You are viewing a plain text version of this content. The canonical link for it is here.

Posted to solr-dev@lucene.apache.org by Kaktu Chakarabati <ji...@gmail.com> on 2009/06/05 04:30:10 UTC

MM Parameter and Performance in Solr

Hey guys,
I've been noticing for quite a long time that using minmatch parameter with
a value less than 100%
alongside the dismax qparser seriously degrades performance. My particular
use case involves
using dismax over a set of 4-6 textual fields, about half of which do *not*
filter stop words. ( so yes,
these do involve iterating over large portion of my index in some cases).

This is somewhat understandable as the task of constructing result sets is
no longer simply intersection based,
however I do wonder what work-arounds / standard solutions exist for this
problem and which are applicable
in the solr/lucene environment ( I.e dividing index to 'primary' /
'secondary' sections, using n-gram indices, caching configuration, sharding
might help..? )
I'm working with not such a large corpus (~20 million documents) and the
query processing time is way too long
to my mind ( my goal is 90% percentile QTime to hit around 200ms, I can say
that currently its more than double that.. )
Can anyone please share some of his knowledge? what is practiced i.e in
google, yahoo..? Any plans to address these issue in solr/lucene or am
i just using it wrongly?

Any feedback appreciated..

Thanks,
-Chak

Re: MM Parameter and Performance in Solr

Posted by Chris Hostetter <ho...@fucit.org>.

: Date: Thu, 4 Jun 2009 19:30:10 -0700
: From: Kaktu Chakarabati
: Subject: MM Parameter and Performance in Solr

Kaktu: It doesn't look like you ever got a reply to your question 
(possibly because you sent it to solr-dev, but it's more appropriate for 
solr-user) 

I haven't done any specific performance comparisons of dismax with mm=100% 
vs mm=X%, but in truth that would be an apples to oranges comparison.

the lower the percentage, the more permutations of input terms there are 
that can produce matches, and the more documents that will match -- in 
which case Solr by definition is doing more work.

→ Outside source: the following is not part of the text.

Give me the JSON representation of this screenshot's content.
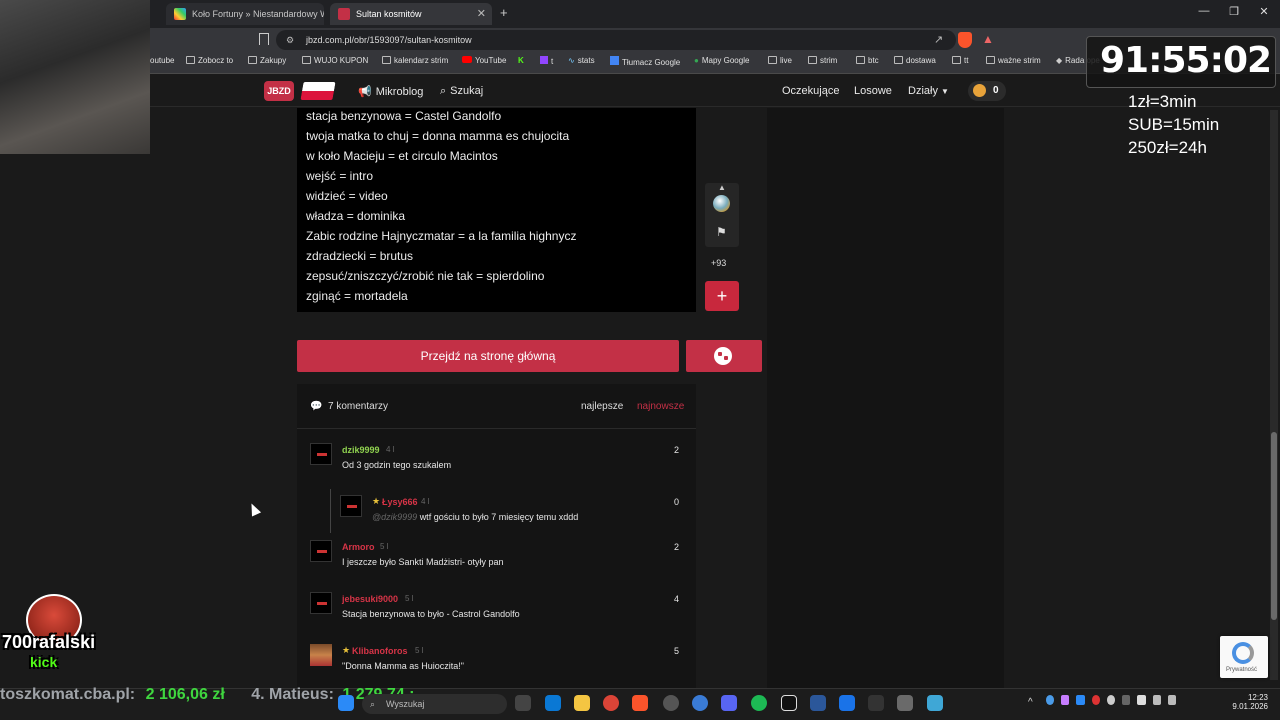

Asking for a workarround or best practice for dealing with something like 
this is akin to asking for workarrounds for queries that are slow because 
they contain lots of terms and match lots of documents -- there aren't 
really a lot of options, other then preventing your users from executing 
those queries.

The question i would ask in your shoes is wether having the partial 
matching of mm=X% is worth the added search time, or if you'd be happier 
having more exact matching (mm=100%) and faster searches.

: Hey guys,
: I've been noticing for quite a long time that using minmatch parameter with
: a value less than 100%
: alongside the dismax qparser seriously degrades performance. My particular
: use case involves
: using dismax over a set of 4-6 textual fields, about half of which do *not*
: filter stop words. ( so yes,
: these do involve iterating over large portion of my index in some cases).
: 
: This is somewhat understandable as the task of constructing result sets is
: no longer simply intersection based,
: however I do wonder what work-arounds / standard solutions exist for this
: problem and which are applicable
: in the solr/lucene environment ( I.e dividing index to 'primary' /
: 'secondary' sections, using n-gram indices, caching configuration, sharding
: might help..? )
: I'm working with not such a large corpus (~20 million documents) and the
: query processing time is way too long
: to my mind ( my goal is 90% percentile QTime to hit around 200ms, I can say
: that currently its more than double that.. )
: Can anyone please share some of his knowledge? what is practiced i.e in
: google, yahoo..? Any plans to address these issue in solr/lucene or am
: i just using it wrongly?



-Hoss